Since the formalism of multigraphs is not fixed in the literature, we will
better define it carefully, following \cite{diestel:gt}:

\defn A~\df{multigraph} is an ordered triple $(V,E,M)$, where $V$~is the
set of vertices, $E$~is the set of edges, taken as abstract objects disjoint
with the vertices, and $M$ is a mapping $E\mapsto V \cup {V \choose 2}$
which assigns to each edge either a pair of vertices or a single vertex
(if the edge is a loop).

\proclaim{Notation}%
When the meaning is clear from the context, we use our notation originally
defined for graphs even for multigraphs.
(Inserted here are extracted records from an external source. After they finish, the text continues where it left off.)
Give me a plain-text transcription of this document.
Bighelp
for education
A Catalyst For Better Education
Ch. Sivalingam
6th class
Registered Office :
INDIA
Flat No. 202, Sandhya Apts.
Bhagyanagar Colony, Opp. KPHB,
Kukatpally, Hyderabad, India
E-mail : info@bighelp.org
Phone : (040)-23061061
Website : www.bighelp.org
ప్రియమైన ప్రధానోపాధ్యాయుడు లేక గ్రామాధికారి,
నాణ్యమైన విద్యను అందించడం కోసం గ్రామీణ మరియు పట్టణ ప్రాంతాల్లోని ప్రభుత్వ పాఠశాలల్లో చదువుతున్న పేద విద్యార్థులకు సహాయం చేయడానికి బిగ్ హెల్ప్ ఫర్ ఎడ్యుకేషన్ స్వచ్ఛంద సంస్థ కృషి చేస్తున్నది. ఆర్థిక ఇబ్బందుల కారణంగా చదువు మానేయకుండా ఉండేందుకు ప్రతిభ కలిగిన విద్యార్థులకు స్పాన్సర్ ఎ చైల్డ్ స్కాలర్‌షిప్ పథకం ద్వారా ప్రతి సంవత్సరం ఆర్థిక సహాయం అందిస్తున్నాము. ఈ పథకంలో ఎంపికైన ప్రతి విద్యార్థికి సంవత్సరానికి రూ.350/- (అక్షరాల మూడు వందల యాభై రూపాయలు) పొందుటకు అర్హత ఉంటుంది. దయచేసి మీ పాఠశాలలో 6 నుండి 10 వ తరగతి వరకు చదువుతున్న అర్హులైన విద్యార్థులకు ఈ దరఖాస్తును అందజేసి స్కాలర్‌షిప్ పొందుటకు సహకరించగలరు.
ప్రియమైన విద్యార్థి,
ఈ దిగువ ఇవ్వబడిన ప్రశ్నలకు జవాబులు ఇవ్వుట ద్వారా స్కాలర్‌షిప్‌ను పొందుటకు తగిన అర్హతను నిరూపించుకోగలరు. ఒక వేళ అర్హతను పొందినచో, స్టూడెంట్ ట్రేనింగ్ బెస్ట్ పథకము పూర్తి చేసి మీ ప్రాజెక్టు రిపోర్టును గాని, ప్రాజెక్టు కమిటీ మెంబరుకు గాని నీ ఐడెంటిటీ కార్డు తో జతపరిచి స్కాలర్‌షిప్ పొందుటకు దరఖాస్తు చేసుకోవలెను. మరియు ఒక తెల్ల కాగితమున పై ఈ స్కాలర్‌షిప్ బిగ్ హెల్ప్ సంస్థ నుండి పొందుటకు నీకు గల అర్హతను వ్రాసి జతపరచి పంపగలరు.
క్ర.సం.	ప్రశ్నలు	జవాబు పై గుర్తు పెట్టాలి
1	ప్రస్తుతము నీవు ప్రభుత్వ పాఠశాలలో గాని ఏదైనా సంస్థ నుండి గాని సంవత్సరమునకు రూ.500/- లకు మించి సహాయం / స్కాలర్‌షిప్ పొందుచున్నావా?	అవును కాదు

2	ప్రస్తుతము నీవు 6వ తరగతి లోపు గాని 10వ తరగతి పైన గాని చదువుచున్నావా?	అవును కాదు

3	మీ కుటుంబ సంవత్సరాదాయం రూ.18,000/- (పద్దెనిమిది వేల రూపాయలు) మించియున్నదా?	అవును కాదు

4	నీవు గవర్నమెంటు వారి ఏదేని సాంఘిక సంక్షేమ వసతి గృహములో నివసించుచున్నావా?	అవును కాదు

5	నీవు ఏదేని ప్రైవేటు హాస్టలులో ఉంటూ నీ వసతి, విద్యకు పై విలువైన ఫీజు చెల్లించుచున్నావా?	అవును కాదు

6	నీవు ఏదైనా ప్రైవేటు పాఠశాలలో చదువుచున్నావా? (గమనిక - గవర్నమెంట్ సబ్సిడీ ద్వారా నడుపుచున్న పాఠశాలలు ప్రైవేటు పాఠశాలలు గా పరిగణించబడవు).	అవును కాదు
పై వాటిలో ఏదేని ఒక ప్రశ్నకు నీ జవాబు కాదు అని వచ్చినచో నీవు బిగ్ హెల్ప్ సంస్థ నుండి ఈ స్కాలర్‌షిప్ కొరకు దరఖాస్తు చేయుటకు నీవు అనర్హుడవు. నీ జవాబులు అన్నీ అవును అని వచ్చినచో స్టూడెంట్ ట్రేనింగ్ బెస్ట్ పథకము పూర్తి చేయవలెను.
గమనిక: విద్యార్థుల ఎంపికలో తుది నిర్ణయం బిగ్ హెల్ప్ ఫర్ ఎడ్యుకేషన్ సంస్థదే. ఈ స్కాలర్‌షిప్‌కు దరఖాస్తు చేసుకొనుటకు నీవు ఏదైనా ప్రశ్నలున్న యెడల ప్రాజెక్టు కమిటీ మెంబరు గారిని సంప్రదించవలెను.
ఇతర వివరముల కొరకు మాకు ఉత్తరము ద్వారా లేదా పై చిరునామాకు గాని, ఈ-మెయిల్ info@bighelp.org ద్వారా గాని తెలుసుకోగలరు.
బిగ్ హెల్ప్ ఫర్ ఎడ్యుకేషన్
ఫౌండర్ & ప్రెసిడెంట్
For example, $xy\in E(G)$ becomes a
shorthand for $\exists e\in E(G)$ such that $M(G)(e) = \{x,y\}$. Also, we
consider multigraphs with no multiple edges nor loops and simple graphs to be
the same objects, although they formally differ.

\defn\id{contract}%
Let $G=(V,E,M)$ be a multigraph and $e=xy$ its edge. \df{(Multigraph) contraction of~$G$ along~$e$}
produces a multigraph $G/e=(V',E',M')$ such that:
$$\eqalign{
V' &= (V(G) \setminus \{x,y\}) \cup \{v_e\},\quad\hbox{where $v_e$ is a new vertex,}\cr
E' &= E(G) - \{e\},\cr
M'(f) &= \{ m(v) ; v\in M(f) \} \quad\hbox{for every $f=\in E'$, and}\cr
m(x) &= \cases{v_e & \hbox{for $v=x,y,$}\cr v & \hbox{otherwise.}} \cr
}$$

Sometimes we need contraction for simple graphs as well. It corresponds to performing
the multigraph contraction, unifying parallel edges and deleting loops.

\defn\id{simpcont}%
Let $G=(V,E)$ a simple graph and $e=xy$ its edge. \df{(Simple graph) contraction of~$G$ along~$e$}
produces a graph $G.e=(V',E')$ such that:
$$\eqalign{
V' &= (V(G) \setminus \{x,y\}) \cup \{v_e\},\quad\hbox{where $v_e$ is a new vertex,}\cr
E' &= \{ \{m(x),m(y)\} ; xy\in E \land m(x)\ne m(y) \},\cr
m(x) &= \cases{v_e & \hbox{for $v=x,y,$}\cr v & \hbox{otherwise.}} \cr
}$$

\endpart